I was fascinated to read in the last issue of media that tobacco
companies are "in talks to end all forms of mass market communications",
including sponsorship and point of sale activities.
Well, isn't that big of them? Let us be under no illusion that they're
doing this for ethical reasons -they're doing it to pre-empt a ban, and
show how efficient they are at self-regulation.
In reality, all that will happen is that their massive marketing spends
will move to other below-the-line activities. Because tobacco companies'
whole existences are about finding new and ever more devious ways to get
people to consume a highly dangerous, toxic product.

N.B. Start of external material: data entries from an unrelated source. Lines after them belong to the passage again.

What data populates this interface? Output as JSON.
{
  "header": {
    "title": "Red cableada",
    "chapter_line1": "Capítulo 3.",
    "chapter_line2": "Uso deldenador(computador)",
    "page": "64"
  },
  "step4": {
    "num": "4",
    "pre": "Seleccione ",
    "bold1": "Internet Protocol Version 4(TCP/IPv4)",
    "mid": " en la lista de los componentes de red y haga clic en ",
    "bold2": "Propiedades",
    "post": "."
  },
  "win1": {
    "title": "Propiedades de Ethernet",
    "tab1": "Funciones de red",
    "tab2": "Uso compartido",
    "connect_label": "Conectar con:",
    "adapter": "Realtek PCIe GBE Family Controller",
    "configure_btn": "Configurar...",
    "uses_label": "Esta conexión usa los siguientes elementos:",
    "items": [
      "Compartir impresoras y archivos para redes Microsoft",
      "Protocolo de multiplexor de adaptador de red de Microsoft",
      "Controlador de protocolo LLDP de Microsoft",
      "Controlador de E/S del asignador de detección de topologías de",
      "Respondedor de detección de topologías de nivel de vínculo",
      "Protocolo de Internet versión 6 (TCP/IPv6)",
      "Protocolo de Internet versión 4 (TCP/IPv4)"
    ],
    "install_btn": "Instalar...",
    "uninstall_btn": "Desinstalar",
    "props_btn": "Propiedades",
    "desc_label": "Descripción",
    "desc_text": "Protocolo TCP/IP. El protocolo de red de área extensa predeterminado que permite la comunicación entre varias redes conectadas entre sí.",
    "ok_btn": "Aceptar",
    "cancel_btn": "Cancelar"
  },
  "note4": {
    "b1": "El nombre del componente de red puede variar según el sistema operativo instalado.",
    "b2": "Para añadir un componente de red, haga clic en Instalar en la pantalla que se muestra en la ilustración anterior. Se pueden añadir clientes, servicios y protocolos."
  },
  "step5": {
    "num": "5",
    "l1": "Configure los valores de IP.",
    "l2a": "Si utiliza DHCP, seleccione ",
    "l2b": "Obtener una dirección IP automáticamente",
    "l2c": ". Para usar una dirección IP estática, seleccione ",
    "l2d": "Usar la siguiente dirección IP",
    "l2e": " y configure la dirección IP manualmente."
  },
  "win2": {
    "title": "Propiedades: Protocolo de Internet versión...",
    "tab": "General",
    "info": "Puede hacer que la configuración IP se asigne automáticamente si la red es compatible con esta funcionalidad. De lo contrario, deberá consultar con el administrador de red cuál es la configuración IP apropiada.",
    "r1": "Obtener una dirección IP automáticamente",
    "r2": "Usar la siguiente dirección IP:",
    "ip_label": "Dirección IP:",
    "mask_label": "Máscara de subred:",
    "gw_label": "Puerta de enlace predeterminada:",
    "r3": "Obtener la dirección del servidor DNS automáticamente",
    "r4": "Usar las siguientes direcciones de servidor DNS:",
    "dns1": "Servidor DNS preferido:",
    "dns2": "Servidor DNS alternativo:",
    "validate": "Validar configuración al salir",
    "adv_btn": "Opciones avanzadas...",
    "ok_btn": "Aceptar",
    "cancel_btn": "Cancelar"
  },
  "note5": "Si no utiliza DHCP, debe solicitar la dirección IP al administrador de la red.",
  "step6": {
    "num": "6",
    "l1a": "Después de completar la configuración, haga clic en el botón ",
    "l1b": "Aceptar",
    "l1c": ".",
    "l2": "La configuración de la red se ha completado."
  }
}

Smoking is one of the biggest preventable causes of death on earth: 60
million people worldwide died from smoking-related diseases between 1950
and 2000; four million a year die prematurely because they smoke - 10
million a year by 2030; half of all smokers are killed by their habit -
it wipes an average of 16 years off their lives. Yet marketing this
product is still considered acceptable.
Which brings us onto the vexed subject of agency ethics. Any agency that
complains about restrictions on tobacco marketing is trying to inflate
its own profits at the expense of people's health. I'd go further than
that - I'd argue that's true of any agency that works for a tobacco
client.
It's easy for those of us that don't work on tobacco accounts to point
the finger at those who do, to be glib about ethics, and to say that no
agency should ever work for a client whose business they don't approve
of.
That doesn't mean it shouldn't be said. The marketing industry is
consistently guilty of tortuously persuading itself that nothing it does
is really morally objectionable at all. Multinationals that exploit
workers, crush local competition and force poor-quality products on
consumers are OK because if they didn't do it, someone else would, and
if one agency didn't work for them, another would. But this is a product
that kills four million people a year, and we shouldn't touch them.